The ACCORD (Action to Control Cardiovascular Risk in Diabetes) Study group are primarily interested in cardiovascular events in Type 2 diabetes but are also interested in the reduction of retinopathy progression. In this paper they report on a sub-group of 2856 diabetic patients who were randomised to receive either intensive or standard treatment for glycemia (target glycated hemoglobin level, <6.0% or 7.0 to 7.9%, respectively) and also for dyslipidemia (160 mg daily of fenofibrate plus simvastatin or placebo plus simvastatin) or for systolic blood-pressure control (target, <120 or <140 mm Hg). At 4 yrs there was significantly less retinopathy progression in the intensive glycemia treatment group (7.3% vs 10.4%).
The fenofibrate plus simvastatin group also had a significantly less progression rate in their retinopathy (6.5% vs 10.2%). There was no reduction in progression in those whose hypertension was more stringently controlled. We will wait with interest longer follow up reports.

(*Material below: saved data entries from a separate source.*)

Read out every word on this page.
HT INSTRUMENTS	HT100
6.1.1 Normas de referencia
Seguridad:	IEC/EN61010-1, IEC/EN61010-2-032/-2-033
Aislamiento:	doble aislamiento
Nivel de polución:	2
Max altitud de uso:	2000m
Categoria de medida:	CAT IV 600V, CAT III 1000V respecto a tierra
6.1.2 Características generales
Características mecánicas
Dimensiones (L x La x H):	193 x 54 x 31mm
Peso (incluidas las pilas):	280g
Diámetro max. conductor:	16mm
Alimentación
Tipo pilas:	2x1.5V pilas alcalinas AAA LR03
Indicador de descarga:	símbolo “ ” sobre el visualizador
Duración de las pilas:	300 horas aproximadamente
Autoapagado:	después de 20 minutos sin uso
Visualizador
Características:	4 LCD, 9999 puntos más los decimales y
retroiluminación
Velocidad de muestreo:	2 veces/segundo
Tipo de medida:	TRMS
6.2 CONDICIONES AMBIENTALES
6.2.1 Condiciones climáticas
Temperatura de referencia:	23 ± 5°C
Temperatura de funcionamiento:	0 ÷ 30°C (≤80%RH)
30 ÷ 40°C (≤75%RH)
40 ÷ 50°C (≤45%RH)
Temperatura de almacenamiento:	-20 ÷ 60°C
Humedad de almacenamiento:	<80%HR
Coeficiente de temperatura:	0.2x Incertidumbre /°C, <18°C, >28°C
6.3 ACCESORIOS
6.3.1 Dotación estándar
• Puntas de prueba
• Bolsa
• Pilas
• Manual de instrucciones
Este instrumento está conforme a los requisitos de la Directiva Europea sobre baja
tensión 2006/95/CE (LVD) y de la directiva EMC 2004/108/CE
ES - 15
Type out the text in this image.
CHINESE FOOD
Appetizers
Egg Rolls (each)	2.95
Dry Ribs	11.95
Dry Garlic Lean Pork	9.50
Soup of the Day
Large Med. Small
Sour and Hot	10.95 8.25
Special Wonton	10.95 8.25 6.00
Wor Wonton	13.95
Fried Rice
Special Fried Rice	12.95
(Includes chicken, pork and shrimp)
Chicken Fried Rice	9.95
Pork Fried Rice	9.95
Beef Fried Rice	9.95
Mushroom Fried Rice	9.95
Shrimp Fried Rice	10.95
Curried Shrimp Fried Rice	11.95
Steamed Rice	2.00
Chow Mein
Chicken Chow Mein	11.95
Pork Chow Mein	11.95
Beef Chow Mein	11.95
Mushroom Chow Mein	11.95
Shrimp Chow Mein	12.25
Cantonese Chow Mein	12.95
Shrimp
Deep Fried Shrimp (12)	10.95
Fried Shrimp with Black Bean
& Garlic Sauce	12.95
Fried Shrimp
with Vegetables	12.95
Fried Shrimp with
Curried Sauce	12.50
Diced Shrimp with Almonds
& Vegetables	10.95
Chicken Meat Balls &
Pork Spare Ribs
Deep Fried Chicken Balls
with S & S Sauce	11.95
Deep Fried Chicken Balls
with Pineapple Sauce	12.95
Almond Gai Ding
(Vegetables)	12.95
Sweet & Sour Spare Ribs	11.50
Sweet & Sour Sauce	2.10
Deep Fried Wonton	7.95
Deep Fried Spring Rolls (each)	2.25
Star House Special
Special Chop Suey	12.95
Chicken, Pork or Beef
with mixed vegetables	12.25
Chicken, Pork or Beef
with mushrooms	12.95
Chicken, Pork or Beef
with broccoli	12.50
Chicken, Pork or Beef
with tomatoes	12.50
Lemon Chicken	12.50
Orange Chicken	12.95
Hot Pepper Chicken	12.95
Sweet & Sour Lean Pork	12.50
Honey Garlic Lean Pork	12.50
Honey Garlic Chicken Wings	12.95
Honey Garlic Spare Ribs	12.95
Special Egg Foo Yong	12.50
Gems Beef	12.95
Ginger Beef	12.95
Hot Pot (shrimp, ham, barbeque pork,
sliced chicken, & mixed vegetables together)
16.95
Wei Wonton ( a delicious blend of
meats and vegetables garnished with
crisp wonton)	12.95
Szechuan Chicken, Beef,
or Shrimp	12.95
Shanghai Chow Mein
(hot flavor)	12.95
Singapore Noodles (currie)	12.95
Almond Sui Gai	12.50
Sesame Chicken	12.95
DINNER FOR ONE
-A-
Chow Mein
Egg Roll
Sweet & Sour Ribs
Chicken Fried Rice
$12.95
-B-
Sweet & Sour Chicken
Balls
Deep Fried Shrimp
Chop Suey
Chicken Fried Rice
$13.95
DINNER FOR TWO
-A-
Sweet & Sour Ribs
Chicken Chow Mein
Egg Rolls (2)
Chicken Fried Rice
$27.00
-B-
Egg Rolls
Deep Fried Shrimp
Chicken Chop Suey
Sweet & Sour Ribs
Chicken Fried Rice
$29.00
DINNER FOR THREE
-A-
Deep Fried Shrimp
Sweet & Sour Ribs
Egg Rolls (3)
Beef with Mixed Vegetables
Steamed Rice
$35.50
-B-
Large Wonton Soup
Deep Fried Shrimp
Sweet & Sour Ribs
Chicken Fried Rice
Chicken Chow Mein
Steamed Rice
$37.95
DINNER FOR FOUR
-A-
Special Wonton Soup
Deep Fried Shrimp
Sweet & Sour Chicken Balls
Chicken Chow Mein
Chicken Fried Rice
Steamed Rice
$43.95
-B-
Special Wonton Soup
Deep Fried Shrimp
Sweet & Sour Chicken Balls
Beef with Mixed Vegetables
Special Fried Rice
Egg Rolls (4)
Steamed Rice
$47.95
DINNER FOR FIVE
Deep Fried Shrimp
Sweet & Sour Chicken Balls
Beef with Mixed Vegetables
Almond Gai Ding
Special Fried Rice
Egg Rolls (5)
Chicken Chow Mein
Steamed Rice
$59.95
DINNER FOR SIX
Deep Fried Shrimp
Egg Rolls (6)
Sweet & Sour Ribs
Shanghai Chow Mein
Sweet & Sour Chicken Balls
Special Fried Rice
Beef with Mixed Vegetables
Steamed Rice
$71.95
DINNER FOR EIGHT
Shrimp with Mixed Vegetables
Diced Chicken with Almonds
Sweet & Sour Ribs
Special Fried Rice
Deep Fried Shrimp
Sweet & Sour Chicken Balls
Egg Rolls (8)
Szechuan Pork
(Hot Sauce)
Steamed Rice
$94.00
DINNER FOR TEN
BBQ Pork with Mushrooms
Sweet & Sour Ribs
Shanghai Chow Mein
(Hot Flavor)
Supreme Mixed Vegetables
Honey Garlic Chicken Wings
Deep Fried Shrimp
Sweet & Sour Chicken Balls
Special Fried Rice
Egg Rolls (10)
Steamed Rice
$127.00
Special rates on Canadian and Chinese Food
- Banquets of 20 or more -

N Engl J Med 2010;363:233-44.

Ambulatory blood pressure monitoring (ABPM) in the community

Blood pressure (BP) recordings in the surgery or clinic have many failings—the main fault is that they are a one off snapshot and may be unrepresentative of the BP during 24 hrs. Other faults include different sphygmomanometers, different staff recording the BP and the white-coat effect. Labile and intermittent high or low BPs may evade detection. This review article provides evidence for the added value provided by ABPM. Several papers support this view including one meta-analysis involving >7000 patients followed over a median time of 9.5 yrs—ABPM better than conventional reading in predicting cardiovascular events.
Apparently the American Heart Association and the American Society of Hypertension favour ABPM. The equipment—a cuff, a small monitor weighing less than one pound attached to a belt and a connecting tube. Great, but there must be a hitch. Yes, two in fact. Some patients find they are uncomfortable and disturb their sleep. More important they are expensive and many health insurers in the USA will not reimburse their use.
Southern Medical Journal 2010;103:447-52.